To increase IMF funds, support from the United States and China (NYSEARCA:FXI) would be necessary. But the international community has lost patience with the Euro Zone’s political indecisiveness for the past 2+ years.
The U.S. so far has signaled a position of no plans to make bilateral loans to the IMF to help stem the Euro crisis. Treasury Geithner said on 15 Nov.:
“It’s Europe’s crisis. Fundamentally, the resolution of this is going to depend on the choices they make going forward.

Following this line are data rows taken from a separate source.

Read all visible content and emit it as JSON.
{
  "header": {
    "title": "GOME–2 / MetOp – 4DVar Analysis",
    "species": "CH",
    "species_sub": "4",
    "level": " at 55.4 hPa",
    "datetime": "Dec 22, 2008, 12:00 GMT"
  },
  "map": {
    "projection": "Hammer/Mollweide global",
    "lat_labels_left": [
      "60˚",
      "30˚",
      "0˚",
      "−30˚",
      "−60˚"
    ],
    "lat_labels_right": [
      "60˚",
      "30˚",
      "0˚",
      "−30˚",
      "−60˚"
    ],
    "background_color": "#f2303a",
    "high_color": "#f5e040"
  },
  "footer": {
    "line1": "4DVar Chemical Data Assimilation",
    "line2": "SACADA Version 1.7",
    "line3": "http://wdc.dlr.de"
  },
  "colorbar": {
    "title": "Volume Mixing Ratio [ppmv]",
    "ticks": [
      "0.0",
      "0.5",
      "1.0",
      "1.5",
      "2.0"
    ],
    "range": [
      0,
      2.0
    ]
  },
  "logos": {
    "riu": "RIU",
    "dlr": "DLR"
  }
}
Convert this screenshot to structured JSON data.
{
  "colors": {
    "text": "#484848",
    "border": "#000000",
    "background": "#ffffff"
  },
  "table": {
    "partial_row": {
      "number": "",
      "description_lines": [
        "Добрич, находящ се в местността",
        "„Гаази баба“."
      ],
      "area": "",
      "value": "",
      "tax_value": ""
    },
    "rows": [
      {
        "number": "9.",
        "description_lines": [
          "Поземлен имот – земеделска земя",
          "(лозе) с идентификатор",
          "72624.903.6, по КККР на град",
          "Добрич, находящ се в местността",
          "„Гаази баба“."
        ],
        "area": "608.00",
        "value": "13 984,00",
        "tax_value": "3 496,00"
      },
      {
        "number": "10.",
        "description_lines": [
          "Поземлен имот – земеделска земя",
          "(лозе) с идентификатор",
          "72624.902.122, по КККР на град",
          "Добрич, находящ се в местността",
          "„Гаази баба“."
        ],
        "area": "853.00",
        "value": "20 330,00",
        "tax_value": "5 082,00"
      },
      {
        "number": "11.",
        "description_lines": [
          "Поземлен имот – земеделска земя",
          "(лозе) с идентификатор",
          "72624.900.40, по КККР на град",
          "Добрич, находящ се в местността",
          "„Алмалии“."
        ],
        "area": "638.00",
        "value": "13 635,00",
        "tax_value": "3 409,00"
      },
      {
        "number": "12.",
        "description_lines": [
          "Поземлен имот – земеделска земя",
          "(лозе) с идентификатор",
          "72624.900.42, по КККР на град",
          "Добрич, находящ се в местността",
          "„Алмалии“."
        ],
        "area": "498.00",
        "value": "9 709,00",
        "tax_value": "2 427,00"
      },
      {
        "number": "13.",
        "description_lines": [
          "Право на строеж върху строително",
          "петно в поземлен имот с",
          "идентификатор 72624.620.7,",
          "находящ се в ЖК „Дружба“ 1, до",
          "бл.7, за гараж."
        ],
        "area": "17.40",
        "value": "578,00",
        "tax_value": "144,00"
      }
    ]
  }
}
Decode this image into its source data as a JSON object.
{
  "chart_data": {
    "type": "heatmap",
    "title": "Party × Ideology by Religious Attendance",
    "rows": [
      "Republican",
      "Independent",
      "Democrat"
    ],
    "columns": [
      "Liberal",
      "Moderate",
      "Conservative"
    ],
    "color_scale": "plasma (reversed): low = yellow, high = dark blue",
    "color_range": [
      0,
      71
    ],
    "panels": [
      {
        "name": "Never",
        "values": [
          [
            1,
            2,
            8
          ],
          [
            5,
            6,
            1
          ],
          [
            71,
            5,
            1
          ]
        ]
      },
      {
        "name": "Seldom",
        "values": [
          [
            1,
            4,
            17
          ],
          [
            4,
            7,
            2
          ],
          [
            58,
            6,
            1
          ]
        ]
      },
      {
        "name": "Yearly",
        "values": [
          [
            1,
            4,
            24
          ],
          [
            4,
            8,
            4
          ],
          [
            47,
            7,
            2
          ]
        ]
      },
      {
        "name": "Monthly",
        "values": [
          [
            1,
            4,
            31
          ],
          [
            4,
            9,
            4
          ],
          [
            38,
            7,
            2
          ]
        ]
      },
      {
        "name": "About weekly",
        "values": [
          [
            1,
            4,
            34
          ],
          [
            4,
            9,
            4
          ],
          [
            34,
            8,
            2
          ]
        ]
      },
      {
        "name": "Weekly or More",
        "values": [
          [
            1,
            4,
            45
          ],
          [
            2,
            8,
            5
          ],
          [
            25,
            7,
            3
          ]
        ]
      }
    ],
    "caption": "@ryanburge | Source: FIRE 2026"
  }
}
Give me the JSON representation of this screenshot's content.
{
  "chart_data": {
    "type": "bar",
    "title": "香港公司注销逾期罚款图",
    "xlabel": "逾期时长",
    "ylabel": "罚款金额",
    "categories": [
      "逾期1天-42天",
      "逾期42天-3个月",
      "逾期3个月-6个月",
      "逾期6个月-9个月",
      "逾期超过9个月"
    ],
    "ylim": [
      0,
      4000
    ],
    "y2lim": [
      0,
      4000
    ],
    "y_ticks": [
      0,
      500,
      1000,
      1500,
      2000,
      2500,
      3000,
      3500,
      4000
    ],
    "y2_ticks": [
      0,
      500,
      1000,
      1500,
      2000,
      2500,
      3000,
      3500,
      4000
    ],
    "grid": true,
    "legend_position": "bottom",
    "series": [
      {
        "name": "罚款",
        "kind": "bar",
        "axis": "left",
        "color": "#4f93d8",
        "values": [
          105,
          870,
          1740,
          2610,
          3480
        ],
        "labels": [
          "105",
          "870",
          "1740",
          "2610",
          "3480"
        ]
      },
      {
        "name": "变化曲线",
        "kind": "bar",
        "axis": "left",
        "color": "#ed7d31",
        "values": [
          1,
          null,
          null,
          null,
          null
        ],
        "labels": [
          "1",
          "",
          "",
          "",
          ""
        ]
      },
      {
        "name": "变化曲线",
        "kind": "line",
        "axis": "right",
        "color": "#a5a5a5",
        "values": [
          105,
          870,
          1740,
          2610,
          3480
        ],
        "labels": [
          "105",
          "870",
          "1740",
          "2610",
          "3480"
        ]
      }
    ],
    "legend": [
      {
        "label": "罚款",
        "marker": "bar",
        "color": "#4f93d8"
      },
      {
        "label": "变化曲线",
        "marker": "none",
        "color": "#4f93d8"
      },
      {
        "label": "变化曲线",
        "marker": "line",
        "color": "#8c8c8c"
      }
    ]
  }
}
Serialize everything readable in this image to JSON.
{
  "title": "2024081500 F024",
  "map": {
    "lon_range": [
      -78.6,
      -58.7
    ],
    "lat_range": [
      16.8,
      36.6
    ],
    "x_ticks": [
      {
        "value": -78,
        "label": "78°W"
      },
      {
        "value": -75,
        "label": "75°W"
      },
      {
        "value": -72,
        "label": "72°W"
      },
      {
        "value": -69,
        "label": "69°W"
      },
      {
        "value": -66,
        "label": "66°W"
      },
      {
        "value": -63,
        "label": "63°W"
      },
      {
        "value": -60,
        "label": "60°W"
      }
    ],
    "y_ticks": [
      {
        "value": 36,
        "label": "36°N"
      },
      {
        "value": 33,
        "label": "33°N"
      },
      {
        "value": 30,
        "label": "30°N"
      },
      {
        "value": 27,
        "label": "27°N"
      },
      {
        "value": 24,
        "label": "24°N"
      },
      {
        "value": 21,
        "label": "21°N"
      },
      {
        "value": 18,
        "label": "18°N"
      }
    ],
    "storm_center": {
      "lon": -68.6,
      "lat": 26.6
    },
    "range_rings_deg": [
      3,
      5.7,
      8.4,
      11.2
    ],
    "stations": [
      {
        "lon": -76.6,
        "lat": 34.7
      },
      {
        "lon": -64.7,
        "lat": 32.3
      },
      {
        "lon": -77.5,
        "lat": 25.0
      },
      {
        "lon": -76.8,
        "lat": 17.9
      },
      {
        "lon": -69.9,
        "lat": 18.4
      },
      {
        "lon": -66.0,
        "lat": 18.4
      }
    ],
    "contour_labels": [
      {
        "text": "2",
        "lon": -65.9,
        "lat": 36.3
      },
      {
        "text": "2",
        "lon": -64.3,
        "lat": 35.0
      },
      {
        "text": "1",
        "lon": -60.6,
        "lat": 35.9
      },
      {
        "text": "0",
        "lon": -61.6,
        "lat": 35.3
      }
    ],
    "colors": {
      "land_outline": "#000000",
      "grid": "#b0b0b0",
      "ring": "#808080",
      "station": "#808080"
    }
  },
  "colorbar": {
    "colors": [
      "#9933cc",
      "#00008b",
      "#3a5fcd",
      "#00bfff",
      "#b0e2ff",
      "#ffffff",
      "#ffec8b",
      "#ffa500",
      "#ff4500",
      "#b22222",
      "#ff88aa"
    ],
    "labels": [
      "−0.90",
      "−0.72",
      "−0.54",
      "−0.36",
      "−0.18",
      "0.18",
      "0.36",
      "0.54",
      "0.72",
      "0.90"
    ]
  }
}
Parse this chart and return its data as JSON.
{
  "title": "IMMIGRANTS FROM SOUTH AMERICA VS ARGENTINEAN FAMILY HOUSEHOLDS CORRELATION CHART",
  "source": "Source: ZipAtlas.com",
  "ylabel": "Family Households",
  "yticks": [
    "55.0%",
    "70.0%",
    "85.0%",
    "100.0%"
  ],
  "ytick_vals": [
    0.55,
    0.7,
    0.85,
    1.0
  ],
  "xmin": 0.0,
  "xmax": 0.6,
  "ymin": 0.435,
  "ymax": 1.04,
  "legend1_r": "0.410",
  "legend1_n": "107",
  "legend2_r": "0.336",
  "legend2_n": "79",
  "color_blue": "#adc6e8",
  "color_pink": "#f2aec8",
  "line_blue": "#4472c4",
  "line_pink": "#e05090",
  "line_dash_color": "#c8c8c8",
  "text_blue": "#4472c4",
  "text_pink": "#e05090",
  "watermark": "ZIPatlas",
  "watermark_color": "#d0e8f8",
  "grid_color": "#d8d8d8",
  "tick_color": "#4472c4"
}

And we hope they make some progress more quickly.”
Moreover, asking Congress for more money to bail out Europe would be an extremely ill-advised move for President Obama, particularly in an election year.
As for China (NYSEARCA:FXI), the country with largest reserves in the world, Bloomberg quoted China’s Vice Foreign Minister Fu Ying as noting (emphasis ours),
China can’t use its $3.2 trillion in foreign exchange reserves to “rescue” European nations and [China] “has done its part” to help the region deal with its financial crisis… The argument that China should rescue Europe does not stand.”
The European union, combined, has enough resource to dig themselves out of this mess if they put their economic (vs. political) minds to it. But it all comes down to money, and the rich Germany (NYSEARCA:EWG) is not going to take on more risk without serious austerity commitments from the high-debt peripherals. But countries such Greece, Spain and Italy all are having difficulties pushing through some heavy-duty austerity reform after years of living beyond their means.
Meanwhile, Geithner will travel to Europe, ahead of the EU Brussels Summit on 9 December, to push the Europeans for quicker and more decisive action. Nevertheless, most likely, the EU will act just the opposite of whatever message Geithner’s trying to deliver, even if solely just to avoid the appearance of bowing to the U.S.
There are hard decisions that need to be made long ago, and when push comes to shove, they will get implemented quite swiftly by EU. However, the new dollar liquidity injection from six central banks essentially took the urgency out of a much needed decisive resolution, and the so-called crunch summit, like almost all multi-national summits, most likely would end up with very little accomplished.